Amin Maalouf, qui doute de l’UE, espère que les citoyens le lui donneront.

Véronique Leblanc
(Entretien Correspondante à Strasbourg)
Dans « Le dérèglement du monde » (*), Amin Maalouf se demande comment le monde en est arrivé là où il en est, et comment il pourrait s’en sortir. Un diagnostic inquiétant mais l’espoir d’une vision enfin adulte des différences de chacun et du destin d’une planète plus que jamais commune. L’Europe pourrait être un modèle
Le dérèglement n’est donc pas que climatique ?
C’est ce dérèglement-là qui m’a décidé à écrire. Fruit d’une longue pratique de l’irresponsabilité, il est crucial et est relié à d’autres dérèglements qui se sont emballés lorsque nous avons raté le tournant de la fin de la guerre froide. Lorsque le Mur de Berlin est tombé en 1989, le modèle capitaliste a triomphé, le communisme s’est écroulé, Fukuyama a annoncé « La Fin de l’histoire » et puis, très vite, les premiers couacs sont arrivés L’ex-Yougoslavie a prouvé que les réajustements pouvaient être sanglants dans ce passage d’un monde clivé par les idéologies à un monde déchiré par les identités. Ce dérèglement idéologique nous a conduits aux attentats de 2001, qui ont eux-mêmes déréglé une administration américaine soudain prise d’arrogance. Guantanamo, la torture sont les symptômes de la gravité de ce dérèglement auquel s’est greffée une indifférence totale au dérèglement climatique.
« Tout est à inventer » si nous voulons éviter que le monde « n’implose », écrivez-vous. Que voulez-vous dire ?
Deux voies me semblent possibles. Soit une uniformisation globale où des « tribus » se combattront tout en mangeant la même « bouillie culturelle ». Soit une préservation des cultures dans un monde où prévaudront des valeurs universelles. Dans cette époque comparable à aucune autre qui est la nôtre, il s’agira non pas de retrouver mais d’inventer des repères.
« Patrie de vos ultimes espérances », l’Europe est-elle un modèle pour ce monde à inventer ?

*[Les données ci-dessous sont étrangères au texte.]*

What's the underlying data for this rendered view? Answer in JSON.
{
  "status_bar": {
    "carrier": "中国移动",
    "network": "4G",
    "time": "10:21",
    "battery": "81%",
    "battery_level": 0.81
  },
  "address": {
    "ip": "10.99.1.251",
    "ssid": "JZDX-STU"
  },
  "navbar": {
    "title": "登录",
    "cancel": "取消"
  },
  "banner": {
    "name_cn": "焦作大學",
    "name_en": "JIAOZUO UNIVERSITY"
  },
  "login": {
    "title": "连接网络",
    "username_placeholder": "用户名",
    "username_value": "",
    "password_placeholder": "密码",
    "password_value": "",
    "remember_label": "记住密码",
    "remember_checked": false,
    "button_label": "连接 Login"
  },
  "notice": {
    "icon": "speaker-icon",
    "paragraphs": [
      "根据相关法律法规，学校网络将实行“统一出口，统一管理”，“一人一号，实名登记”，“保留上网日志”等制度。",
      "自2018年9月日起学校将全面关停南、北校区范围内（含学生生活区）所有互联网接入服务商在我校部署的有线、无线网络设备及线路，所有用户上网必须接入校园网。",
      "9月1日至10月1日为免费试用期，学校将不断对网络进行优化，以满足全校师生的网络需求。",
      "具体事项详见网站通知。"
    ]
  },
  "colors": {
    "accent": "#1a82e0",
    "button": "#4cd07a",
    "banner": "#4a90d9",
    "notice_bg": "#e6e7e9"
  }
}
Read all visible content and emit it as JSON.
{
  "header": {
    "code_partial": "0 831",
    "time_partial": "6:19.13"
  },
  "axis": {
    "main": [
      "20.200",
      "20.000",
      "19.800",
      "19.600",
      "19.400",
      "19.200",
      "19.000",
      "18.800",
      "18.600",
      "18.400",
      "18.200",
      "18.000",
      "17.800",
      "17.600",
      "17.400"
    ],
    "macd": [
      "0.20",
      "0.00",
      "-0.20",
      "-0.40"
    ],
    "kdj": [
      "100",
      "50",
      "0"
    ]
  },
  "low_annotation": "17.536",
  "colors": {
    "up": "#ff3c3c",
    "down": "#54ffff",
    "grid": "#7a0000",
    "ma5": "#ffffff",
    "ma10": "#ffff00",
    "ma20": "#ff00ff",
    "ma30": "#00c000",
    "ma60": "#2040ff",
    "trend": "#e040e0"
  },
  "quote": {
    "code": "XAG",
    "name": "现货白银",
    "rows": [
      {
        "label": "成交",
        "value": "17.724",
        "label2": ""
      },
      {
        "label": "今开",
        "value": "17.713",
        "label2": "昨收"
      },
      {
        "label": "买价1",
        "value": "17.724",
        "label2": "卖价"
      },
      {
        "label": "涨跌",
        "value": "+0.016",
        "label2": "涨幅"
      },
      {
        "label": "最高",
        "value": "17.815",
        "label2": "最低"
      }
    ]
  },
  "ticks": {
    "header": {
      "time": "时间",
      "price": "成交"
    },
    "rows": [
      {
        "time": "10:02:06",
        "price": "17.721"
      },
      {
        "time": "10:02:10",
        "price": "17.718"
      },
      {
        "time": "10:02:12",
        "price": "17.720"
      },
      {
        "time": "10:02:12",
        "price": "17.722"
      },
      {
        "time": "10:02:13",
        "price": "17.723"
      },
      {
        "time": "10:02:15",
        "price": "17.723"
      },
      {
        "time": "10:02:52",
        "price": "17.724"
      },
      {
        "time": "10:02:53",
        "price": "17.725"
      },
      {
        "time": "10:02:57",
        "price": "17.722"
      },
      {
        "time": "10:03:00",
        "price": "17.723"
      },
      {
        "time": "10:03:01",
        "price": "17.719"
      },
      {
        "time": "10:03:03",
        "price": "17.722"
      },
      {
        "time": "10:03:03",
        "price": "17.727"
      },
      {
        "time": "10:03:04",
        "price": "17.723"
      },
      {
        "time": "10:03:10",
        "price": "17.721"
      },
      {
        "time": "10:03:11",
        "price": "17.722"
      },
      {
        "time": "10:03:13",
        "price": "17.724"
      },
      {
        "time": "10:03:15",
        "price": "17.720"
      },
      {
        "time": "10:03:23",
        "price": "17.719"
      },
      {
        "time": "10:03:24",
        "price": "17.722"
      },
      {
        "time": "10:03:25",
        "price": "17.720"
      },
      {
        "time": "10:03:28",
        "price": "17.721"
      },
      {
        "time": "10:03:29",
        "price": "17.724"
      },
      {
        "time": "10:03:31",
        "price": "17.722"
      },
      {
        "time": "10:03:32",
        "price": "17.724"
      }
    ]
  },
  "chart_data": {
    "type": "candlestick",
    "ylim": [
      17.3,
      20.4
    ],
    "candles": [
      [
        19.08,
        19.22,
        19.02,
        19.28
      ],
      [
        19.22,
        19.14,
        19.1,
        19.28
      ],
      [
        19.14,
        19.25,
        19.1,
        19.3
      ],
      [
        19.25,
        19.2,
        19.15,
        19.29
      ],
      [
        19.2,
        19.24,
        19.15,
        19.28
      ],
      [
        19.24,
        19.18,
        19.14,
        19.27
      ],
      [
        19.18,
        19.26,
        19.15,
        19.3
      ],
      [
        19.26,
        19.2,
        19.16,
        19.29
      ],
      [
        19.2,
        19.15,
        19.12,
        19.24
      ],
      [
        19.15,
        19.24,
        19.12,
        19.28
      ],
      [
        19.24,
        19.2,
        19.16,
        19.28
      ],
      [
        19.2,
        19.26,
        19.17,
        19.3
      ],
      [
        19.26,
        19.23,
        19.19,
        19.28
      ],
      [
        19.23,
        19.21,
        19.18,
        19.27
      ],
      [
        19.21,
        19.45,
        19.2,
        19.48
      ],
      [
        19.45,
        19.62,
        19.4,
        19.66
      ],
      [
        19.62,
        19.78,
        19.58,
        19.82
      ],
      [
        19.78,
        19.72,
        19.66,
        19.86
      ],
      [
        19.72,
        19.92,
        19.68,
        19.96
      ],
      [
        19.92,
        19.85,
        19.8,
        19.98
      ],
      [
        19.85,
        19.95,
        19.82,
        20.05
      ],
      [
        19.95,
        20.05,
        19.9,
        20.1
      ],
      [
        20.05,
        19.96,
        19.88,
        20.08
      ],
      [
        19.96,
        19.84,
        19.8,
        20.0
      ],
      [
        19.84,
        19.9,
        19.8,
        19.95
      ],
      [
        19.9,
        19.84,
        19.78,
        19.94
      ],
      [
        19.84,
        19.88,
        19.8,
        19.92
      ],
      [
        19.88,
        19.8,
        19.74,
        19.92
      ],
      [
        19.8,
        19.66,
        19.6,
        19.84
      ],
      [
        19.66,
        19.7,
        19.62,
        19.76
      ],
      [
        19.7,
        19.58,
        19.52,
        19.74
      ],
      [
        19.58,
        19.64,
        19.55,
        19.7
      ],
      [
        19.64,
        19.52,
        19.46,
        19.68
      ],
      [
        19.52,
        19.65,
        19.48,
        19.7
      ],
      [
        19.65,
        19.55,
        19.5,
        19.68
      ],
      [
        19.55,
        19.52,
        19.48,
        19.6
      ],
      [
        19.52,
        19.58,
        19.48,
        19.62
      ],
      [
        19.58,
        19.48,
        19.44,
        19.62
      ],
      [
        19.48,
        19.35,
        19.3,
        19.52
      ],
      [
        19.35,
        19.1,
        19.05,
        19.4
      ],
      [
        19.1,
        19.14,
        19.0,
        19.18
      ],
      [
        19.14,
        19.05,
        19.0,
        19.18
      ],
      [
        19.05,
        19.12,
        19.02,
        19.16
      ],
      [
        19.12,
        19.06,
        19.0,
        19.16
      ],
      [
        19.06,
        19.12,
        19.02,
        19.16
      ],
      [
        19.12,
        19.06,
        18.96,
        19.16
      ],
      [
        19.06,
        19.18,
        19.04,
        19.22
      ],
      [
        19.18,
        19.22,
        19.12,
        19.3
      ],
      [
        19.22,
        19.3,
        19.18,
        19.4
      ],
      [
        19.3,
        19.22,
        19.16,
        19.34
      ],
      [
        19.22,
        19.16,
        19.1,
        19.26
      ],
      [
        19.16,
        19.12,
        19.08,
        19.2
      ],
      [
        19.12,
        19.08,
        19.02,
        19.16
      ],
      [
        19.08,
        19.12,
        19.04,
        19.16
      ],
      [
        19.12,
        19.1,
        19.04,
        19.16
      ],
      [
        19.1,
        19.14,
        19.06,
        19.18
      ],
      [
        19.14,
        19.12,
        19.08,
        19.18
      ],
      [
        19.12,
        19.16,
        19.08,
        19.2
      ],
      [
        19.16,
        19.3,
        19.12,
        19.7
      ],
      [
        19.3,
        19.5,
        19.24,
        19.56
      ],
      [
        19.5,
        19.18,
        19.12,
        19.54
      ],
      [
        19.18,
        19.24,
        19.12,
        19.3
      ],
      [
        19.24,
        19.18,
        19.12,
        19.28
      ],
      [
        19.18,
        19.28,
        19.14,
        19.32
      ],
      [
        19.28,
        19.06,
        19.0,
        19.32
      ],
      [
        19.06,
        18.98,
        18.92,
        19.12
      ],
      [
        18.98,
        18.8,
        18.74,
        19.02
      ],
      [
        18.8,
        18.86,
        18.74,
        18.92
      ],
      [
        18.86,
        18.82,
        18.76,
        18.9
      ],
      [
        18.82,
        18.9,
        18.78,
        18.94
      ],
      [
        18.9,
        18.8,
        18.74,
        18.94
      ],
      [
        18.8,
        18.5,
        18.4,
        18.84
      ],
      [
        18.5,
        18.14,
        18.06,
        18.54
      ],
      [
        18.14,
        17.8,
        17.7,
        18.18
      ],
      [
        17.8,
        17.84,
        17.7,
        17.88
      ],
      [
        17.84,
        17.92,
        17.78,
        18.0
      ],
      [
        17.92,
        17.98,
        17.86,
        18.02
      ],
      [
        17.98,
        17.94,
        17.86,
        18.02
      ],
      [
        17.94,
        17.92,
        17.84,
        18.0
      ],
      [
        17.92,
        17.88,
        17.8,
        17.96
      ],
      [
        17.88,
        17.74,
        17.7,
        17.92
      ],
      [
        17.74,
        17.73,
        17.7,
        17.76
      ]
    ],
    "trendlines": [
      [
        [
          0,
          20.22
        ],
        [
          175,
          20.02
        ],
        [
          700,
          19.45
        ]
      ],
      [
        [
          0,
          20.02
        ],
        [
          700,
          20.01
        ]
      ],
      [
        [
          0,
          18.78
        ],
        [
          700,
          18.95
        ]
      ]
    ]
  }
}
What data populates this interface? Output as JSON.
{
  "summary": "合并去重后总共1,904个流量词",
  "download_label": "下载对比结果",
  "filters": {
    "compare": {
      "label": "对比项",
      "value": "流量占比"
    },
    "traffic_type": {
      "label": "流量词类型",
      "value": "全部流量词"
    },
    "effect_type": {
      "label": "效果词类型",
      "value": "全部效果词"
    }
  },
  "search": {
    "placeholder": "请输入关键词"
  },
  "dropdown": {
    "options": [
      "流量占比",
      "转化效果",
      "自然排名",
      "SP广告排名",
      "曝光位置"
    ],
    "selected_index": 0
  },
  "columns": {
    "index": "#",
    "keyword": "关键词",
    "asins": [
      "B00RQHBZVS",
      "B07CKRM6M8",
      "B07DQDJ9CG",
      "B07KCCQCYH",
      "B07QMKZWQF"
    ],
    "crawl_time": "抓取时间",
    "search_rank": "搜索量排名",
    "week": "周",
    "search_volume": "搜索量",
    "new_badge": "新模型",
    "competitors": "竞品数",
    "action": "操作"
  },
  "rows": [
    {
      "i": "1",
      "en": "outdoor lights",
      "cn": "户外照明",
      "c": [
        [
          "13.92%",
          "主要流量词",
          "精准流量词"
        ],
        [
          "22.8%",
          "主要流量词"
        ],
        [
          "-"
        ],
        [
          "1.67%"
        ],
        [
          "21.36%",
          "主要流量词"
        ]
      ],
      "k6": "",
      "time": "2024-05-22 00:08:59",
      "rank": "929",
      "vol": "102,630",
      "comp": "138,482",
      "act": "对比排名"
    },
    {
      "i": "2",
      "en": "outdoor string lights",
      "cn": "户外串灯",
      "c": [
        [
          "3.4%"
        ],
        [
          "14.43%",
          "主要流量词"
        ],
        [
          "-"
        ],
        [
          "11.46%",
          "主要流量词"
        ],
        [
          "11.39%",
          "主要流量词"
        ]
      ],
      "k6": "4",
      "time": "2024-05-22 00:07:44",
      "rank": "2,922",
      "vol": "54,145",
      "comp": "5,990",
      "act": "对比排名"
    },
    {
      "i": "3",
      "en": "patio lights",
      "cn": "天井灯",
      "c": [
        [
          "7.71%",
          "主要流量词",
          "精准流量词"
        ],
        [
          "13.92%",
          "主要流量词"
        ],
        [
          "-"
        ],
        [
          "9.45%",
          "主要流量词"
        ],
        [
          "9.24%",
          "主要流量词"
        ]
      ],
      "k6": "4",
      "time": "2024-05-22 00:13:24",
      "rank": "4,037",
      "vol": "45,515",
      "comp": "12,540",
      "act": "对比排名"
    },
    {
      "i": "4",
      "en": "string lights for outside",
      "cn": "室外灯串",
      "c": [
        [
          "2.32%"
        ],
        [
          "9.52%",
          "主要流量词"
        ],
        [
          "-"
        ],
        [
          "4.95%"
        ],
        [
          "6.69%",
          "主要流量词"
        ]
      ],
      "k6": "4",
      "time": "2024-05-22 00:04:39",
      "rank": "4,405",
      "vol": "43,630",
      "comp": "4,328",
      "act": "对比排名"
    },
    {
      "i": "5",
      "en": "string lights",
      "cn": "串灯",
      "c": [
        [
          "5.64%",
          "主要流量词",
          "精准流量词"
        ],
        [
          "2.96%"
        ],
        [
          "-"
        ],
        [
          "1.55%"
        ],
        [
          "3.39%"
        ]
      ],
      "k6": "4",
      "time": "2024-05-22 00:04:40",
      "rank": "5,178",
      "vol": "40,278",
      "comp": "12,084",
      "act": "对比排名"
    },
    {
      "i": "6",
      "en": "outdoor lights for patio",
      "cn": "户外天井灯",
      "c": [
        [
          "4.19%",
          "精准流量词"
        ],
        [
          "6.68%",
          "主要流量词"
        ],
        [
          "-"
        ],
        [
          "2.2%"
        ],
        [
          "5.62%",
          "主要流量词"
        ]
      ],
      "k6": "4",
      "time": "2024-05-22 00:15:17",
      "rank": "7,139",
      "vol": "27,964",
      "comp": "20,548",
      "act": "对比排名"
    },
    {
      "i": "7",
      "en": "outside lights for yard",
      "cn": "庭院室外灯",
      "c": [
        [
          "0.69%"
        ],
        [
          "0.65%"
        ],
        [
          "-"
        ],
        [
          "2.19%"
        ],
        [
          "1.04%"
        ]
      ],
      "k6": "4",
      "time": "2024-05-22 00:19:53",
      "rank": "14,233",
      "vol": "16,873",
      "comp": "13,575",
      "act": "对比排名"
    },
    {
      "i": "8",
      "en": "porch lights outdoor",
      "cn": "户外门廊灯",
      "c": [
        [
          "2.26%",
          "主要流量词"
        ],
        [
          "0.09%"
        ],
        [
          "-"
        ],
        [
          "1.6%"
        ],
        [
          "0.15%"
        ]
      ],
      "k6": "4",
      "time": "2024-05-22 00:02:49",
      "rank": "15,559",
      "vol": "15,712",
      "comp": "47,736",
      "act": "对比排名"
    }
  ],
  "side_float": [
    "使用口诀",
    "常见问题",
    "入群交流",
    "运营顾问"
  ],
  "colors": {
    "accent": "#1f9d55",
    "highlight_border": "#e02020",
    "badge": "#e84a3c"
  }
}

Elle représente l’expérience politique la plus encourageante des soixante dernières années. Porteuse d’un projet rassembleur et d’une forte préoccupation éthique, elle semble mesurer, mieux que d’autres, les défis auxquels l’humanité doit faire face. Elle doit réussir. Je n’ose imaginer ce qui se passerait si elle se perdait dans des sables mouvants Toutefois, je ne suis pas certain que ce qu’elle est devenue lui permette encore de prendre des décisions majeures et j’aspire à une pression des citoyens pour donner encore plus d’importance au Parlement européen qu’ils élisent. Celui-ci devrait avoir des pouvoirs équivalents à ceux du Congrès américain, disposer de deux chambres – à Strasbourg et à Bruxelles pourquoi pas ? – l’une reflétant le poids démographique des pays, l’autre constituée du même nombre de représentants par Etat afin d’éviter que les petits ne soient écrasés.
« Il n’y a plus d’étrangers en ce siècle mais des compagnons de voyage », dites-vous aussi…
Je suis convaincu que les immigrés, dans leur double appartenance, sont les « traits d’union » du monde à venir. Si le monde est aujourd’hui partagé en « civilisations » rivales, c’est d’abord dans leur esprit. Ce n’est pas un hasard si les attentats de New York, Madrid et Londres ont été commis par des migrants Dans le même temps, de nombreux autres participent paisiblement à la vie de leur pays d’accueil, en lui permettant par tout ce qu’ils apportent de se mettre au diapason du monde. Je pense que c’est d’abord auprès des immigrés que la grande bataille de notre époque devra être menée. Ou bien l’Occident parviendra à les reconquérir et à faire d’eux des intermédiaires dans ses rapports avec le reste du monde, ou bien ils deviendront son plus grave problème.